How does Presto work with Hadoop? What is Presto Hadoop?

You use Presto to run interactive queries on Hadoop. The difference between using Presto versus something like Hive, for instance, is that Presto is optimized for fast performance – this is crucial for interactive queries.

Presto’s distributed system runs on Hadoop and uses an architecture that’s similar to a massively parallel processing (MPP) database management system. 

Presto does not have its own storage system, so it acts as complementary to Hadoop. It can be installed with any implementation of Hadoop, like Amazon’s EMR Hadoop distribution.

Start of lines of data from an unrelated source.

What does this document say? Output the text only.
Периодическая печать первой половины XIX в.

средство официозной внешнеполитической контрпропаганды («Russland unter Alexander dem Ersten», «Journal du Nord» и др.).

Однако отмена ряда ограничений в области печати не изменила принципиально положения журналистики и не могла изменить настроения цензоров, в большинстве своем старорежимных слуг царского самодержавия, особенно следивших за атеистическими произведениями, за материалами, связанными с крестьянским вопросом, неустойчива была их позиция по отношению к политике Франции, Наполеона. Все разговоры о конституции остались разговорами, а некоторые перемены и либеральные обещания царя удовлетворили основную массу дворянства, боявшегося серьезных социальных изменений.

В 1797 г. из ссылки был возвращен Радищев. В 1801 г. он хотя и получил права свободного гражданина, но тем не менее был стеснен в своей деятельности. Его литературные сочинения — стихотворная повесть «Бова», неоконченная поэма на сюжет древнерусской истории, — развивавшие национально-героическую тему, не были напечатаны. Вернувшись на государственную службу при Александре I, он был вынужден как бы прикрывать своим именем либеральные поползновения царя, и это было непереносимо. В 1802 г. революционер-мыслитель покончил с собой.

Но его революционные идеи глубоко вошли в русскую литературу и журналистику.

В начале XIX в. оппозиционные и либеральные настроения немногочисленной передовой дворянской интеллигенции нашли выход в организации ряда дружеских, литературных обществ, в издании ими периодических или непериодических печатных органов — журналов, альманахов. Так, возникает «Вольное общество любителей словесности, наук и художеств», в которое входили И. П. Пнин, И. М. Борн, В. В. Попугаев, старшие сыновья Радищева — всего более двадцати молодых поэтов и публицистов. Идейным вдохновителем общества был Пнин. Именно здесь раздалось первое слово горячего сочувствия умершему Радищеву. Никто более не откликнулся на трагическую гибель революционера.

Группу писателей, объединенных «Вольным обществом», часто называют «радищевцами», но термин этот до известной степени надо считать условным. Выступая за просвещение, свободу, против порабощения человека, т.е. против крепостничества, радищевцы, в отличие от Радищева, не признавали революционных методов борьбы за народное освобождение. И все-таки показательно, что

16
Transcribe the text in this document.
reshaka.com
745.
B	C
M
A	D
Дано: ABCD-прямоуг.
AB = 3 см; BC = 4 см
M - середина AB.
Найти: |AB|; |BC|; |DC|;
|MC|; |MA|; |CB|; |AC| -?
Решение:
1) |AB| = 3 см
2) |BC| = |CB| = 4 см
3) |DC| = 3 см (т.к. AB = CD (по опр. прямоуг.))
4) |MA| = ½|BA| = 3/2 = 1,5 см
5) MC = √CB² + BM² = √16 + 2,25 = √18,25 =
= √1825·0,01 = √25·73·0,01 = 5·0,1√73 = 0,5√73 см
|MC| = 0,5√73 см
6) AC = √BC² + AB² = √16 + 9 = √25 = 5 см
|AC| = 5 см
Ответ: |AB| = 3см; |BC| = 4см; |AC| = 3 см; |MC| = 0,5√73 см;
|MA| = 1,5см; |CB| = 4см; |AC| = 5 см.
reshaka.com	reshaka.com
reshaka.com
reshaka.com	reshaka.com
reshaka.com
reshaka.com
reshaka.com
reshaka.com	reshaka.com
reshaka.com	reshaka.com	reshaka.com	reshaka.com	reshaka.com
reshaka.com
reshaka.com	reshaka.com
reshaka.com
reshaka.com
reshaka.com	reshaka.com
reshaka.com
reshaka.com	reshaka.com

If you’re looking for a Presto Hadoop tutorial, check out our getting started page.

Can Presto connect to HDFS?

Yes, Presto connects with HDFS through the Hive connector. You can use the Hive connector to query data stored in HDFS (or AWS S3, for that matter). One of the big benefits of Presto is that you can query data files in varying formats, which makes it easy to analyze all of your HDFS data. You can check out more on the Hive connector in the prestodb docs.

Is Presto related to Hive? What are the differences?

Apache Hive was developed as a project at Facebook in 2008 so they could leverage SQL syntax in their Hadoop system. It simplifies complex Java MapReduce jobs into SQL-like queries while executing jobs at massive scale.

As their Hadoop deployments grew, the Facebook team found that Hive wasn’t optimized for the fast performance they needed for their interactive queries. So they built Presto in 2013, which could operate quickly at petabyte scale.

At a high level, Hive is optimized for ad-hoc analysis and ease of use with its SQL-like syntax while Presto is highly optimized for low latency and fast performance – it takes longer for Hive to complete a job versus Presto.